The inherence of pay-it-back in the human heart has always been a reassuring factor. Tap into the conscience of any bloke you happen to talk to and you’ll learn that he would like to do something for the society in any way possible. We are discounting chronic ingrates and the utterly spiteful and factoring in the inhabitants of your regular republican societies. However most of us are inert in altruism as it happens and ever ready to ascribe the said state of being to lack of opportunities or worse, financial stringency. There will be a good number of exceptions of course but I’m certainly not one of them. It was however my first brush with eGovernance that actually got me thinking about India’s potential to be a truly inclusive and techno-enabled system that delivers, and gave me an opportunity to redeem myself.
So, did I get to tour the country’s hinterland, set up communication towers and demonstrate to suspicious villagers how cool it is to use computers to pay their utility bills or update land records? No sir. Did I build some software that saves the Government thousands of man-hours and a lot of cash? Wish I did. So what has got me all gung ho about e-Governance? My role per se is very miniscule. My employer in his renowned prescience and foresight, realized more than a decade ago that information and communications technology (ICT) was no greater a reality than e-Governance would be in the years to come. With such conviction to back, he decided to sponsor a very high profile awards program initiated by the Computer Society of India (CSI). Into its twelfth year, the CSI Nihilent eGov Awards (CNEA) is now regarded as the gold standard for evaluating Government or quasi-Government projects that leverage ICT. Back to my role, I am tasked with ensuring some people tell a lot more people that the awards were given away to certain projects, and more importantly, arranging for the winners to carry home a testament to their victory.
It is the whole process running up to the awards ceremony that left me humbled. Right from getting introduced to the convener, who parted with his family and financial consulting outfit at Singapore for a greater part of the year, to the final distribution of the certificates and plaques, to receive which the winners had traveled from the farthest corners of the country at their own expense, the entire exercise could have only been seen through by the singular dint of passion. To put things in perspective, there were more than two hundred entries from across the country, all of which had to be evaluated against several parameters. The evaluation included field visits to all the centers where the projects were implemented, several of them not so well connected to the base. I was fortunate to be part of one such visit, but I’ll come to that in a bit. The team that evaluated the projects comprised distinguished individuals from the Government as well as private corporations, with several decades of experience in IT implementation of public projects. At the same time, there were scores of people who did a lot more physically daunting work to make things move in clockwork precision. It was heartening to work with Sekhar, an individual who has remained with the CNEA cause for the last 10 years, even if it means doing PR and other outreach activities, while his education and prior experience are aligned to software design.

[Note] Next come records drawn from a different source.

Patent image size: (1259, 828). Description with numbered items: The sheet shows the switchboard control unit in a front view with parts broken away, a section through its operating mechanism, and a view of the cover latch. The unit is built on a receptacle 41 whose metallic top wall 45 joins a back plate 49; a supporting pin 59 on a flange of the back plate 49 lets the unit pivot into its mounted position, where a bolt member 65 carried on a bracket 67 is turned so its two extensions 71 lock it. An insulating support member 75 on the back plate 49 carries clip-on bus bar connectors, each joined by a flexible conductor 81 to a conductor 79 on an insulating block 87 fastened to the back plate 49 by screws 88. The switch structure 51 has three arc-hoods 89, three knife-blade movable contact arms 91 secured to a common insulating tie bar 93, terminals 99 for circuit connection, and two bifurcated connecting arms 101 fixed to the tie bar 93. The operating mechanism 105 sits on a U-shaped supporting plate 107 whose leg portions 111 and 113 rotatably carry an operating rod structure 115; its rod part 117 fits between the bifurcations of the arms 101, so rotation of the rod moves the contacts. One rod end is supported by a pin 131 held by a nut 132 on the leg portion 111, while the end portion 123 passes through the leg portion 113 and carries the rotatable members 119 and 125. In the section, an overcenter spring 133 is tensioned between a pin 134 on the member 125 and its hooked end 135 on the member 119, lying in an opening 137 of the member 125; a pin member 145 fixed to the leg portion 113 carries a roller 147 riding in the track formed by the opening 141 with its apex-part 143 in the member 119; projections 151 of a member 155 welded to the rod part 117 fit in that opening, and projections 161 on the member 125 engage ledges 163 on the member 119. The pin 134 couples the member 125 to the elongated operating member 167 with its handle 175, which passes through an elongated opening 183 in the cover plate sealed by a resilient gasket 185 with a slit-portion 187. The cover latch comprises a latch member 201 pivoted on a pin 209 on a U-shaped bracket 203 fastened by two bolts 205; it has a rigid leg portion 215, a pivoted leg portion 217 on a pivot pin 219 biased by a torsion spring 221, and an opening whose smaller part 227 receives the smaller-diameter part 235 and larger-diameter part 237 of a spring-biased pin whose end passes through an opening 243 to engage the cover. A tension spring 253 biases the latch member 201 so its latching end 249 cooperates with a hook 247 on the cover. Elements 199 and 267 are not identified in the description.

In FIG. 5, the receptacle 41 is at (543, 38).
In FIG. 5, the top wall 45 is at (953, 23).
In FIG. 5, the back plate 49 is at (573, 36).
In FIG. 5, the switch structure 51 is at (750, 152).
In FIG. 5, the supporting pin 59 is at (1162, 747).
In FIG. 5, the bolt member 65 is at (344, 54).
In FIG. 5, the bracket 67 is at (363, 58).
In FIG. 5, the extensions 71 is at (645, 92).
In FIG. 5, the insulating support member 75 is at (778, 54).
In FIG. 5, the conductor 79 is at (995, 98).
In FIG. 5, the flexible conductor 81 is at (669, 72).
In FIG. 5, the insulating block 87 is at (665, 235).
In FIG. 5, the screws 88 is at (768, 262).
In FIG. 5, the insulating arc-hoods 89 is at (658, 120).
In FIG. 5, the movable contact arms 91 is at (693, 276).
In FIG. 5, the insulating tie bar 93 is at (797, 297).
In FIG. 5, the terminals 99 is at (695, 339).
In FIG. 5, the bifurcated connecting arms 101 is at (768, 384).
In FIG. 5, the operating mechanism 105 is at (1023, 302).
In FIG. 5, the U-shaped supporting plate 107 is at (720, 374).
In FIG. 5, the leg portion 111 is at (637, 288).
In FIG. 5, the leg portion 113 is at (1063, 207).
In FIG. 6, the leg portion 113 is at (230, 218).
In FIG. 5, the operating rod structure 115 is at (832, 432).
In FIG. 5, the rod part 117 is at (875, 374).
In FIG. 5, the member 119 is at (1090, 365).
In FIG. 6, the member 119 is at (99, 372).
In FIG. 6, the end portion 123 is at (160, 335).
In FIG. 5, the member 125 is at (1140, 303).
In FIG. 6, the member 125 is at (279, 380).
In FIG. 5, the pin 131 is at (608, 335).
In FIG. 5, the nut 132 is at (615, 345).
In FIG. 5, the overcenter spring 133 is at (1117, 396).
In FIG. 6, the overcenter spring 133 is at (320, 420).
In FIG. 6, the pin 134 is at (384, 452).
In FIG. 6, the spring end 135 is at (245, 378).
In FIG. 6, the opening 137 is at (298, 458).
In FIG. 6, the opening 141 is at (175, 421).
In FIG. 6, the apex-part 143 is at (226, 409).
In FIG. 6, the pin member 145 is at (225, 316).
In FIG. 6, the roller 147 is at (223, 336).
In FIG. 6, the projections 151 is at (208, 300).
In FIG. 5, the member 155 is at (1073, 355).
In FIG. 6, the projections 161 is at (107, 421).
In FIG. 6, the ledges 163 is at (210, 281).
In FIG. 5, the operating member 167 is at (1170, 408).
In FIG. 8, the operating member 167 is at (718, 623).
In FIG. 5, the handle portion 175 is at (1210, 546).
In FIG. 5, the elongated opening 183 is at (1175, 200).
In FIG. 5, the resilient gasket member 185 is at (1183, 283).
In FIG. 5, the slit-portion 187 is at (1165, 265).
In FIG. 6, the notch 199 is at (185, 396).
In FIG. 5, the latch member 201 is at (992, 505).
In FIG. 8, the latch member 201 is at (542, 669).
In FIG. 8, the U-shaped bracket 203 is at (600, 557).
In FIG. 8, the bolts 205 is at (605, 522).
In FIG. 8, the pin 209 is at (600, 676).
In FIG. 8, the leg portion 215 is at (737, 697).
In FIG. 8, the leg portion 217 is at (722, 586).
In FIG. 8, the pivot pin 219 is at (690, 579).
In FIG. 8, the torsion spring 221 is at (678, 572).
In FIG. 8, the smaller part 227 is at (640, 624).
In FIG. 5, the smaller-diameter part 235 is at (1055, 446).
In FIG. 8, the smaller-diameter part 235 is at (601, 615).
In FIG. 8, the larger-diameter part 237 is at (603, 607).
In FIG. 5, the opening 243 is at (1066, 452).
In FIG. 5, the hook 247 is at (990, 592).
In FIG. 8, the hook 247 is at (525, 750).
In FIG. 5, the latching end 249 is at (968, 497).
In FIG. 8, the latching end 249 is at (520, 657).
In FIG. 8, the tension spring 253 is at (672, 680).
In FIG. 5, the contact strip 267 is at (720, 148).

He has incidentally co-authored the annual compendium of selected case studies this year. Also meet Rao, a short, bespectacled, soft-spoken gentleman in his mid-fifties, coordinating logistics, typically emerging out of nowhere whenever needed. But does he do this because he has to? He says it’s because he wants to, because he believes in eGovernance, even without understanding a single strain of technology associated with it. It is with such people working at the grassroots level that the story of concerted efforts for promoting better governance strikes a chord.
The winners of the awards may please take a bow! If not for their conviction in their initiatives, their projects would likely have not seen the light of the day. Some of the projects mean business – no, not profit-making – but have singular straightforward objectives like integrated customer services in a portal, or process automation, while some have ostensibly loftier ones like inclusivity, as in the case of the official website for Dudu Basantgarh, a remote subdivision in J&K, or transparency and visibility, as in the case of the State Excise Department of Maharashtra. I was invited be part of the field visit of a whisky manufactory on the outskirts of Pune followed by a meeting with the commissioner of the state excise. Their efforts to bring effect a comprehensive transformation of the department is the first of its kind in the country. Right from procuring molasses to bottling, the excise department will now have greater visibility into all the stages of the manufacturing processes and the accounts thereof. State excise by nature is notorious for courting controversies, and a portal based system is definitely a vigilant measure to control any kind of skullduggery. Similarly MeeSeva and Karnataka One (modeled on the super successful Bangalore One) from AP and Karnataka, Missing Child Tracking System Gujarat, Professional colleges entrance counseling metrics software by National Informatics Center (NIC) are some of the other leading lights in the latest edition of the awards.
When you bear witness to a lot of such endeavors for progress in the country, you can’t help but take heart to the thought that the doomsday is still some time away. And trust me, there’s every chance that you’ll go home inspired. I take up extra curricular white papers and case studies for e-Governance consulting projects, though a larger propaganda mechanism would be in order today.
What’s your cause then? Or do you think an apocalypse is awaiting you round the corner?